For reference, here is the sequential criterion according to Introduction to Real Analysis by Bartle:
$f:A \rightarrow \mathbb R$ is continuous at the point $c\in A$ if and only if for every sequence $(x_n)$ that converges to $c$, the sequence $(f(x_n))$ converges to $f(c)$.
So my attempt was this:
Let $x \in \mathbb R$ and define the sequence $(x_n) = x + \frac{1}{n}$ for $n \in \mathbb N$ so $(x_n)$ converges to $x$. Then $(f(x_n)) = |x_n| = |x + \frac{1}{n}|$ so $(f(x_n))$ converges to $|x|$. Since this is true for all $x \in \mathbb R$, therefore $f(x) = |x|$ is continuous on $\mathbb R$.
My main source of doubt comes from that it seems you can show a lot of functions are continuous simply by slapping on a "$+\frac{1}{n}$".
Is this proof valid? Or is there a constraint that I am not meeting?
Best Answer
You're right to doubt that! The sequential criterion you want to apply requires convergence for "every sequence". That's an important word. It's not enough to prove convergence for a sequence of your own choice. You have to prove it for an arbitrary sequence, which might not have any intelligible formula at all. The only thing you can assume about $(x_n)$ is that it converges to $c$. You don't know how fast it converges, or whether it's monotonic, etc.

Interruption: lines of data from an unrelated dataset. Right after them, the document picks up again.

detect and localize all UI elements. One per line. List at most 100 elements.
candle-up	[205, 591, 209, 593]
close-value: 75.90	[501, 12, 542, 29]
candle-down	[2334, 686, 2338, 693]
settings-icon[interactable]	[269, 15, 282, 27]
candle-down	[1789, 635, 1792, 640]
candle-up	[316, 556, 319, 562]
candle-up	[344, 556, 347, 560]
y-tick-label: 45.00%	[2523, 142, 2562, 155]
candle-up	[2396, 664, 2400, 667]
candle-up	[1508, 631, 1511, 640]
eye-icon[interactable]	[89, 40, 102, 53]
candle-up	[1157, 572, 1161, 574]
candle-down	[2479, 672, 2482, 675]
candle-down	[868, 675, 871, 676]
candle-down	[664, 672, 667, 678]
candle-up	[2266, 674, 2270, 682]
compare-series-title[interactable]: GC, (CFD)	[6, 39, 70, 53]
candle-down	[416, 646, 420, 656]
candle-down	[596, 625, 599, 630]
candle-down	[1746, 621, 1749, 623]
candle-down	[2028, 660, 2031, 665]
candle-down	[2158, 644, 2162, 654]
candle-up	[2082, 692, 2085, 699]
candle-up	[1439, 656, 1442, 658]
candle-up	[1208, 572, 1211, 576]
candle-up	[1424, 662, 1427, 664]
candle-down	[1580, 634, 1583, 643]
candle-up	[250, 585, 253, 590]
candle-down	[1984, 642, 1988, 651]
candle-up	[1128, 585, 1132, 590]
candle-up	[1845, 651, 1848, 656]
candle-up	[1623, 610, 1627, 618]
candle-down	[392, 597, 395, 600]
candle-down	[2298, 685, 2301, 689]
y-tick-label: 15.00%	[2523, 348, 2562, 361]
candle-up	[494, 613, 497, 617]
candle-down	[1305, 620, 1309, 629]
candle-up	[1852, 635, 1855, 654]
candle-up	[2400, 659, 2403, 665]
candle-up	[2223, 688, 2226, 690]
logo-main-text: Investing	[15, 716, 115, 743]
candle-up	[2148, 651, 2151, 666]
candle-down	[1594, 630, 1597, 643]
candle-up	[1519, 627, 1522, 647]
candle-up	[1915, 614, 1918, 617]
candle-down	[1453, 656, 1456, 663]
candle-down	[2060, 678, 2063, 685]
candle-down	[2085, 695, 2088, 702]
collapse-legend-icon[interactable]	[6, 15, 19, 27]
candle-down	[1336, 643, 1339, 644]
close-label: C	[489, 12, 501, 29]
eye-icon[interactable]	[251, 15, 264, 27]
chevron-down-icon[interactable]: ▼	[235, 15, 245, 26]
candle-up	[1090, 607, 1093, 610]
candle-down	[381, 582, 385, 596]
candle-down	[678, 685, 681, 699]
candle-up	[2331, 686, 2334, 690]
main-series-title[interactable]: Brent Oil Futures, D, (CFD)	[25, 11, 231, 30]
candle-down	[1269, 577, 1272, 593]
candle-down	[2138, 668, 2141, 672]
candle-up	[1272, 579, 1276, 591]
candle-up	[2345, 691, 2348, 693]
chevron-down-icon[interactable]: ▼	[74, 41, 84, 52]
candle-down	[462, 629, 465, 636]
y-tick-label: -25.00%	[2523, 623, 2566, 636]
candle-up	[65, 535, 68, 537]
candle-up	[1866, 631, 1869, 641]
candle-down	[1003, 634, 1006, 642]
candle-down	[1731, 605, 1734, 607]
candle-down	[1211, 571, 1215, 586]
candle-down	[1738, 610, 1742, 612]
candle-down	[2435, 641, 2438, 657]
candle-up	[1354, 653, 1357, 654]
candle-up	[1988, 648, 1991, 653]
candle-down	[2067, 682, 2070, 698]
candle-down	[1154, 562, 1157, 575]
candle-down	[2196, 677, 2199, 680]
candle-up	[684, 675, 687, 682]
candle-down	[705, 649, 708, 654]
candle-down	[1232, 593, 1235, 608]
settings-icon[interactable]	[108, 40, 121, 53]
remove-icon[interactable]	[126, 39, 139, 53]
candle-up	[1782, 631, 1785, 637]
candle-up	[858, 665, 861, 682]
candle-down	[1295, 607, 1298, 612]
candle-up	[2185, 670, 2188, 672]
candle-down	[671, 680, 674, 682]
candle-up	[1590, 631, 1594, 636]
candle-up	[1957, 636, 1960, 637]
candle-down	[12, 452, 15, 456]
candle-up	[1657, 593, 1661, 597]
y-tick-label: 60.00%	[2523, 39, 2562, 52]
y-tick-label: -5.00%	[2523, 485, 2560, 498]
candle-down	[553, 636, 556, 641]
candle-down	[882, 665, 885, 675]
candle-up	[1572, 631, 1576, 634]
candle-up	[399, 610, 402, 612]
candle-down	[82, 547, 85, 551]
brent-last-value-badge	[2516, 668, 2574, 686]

Also, in this part of your argument:
That "so" is not justified. It would be justified if we already knew that the absolute value is continuous, but you can't assume that; you're trying to prove it!
You can take Opal E's advice on how to start the proof. And by the way, it may be helpful to consider the cases $c>0,c=0,c<0$ separately.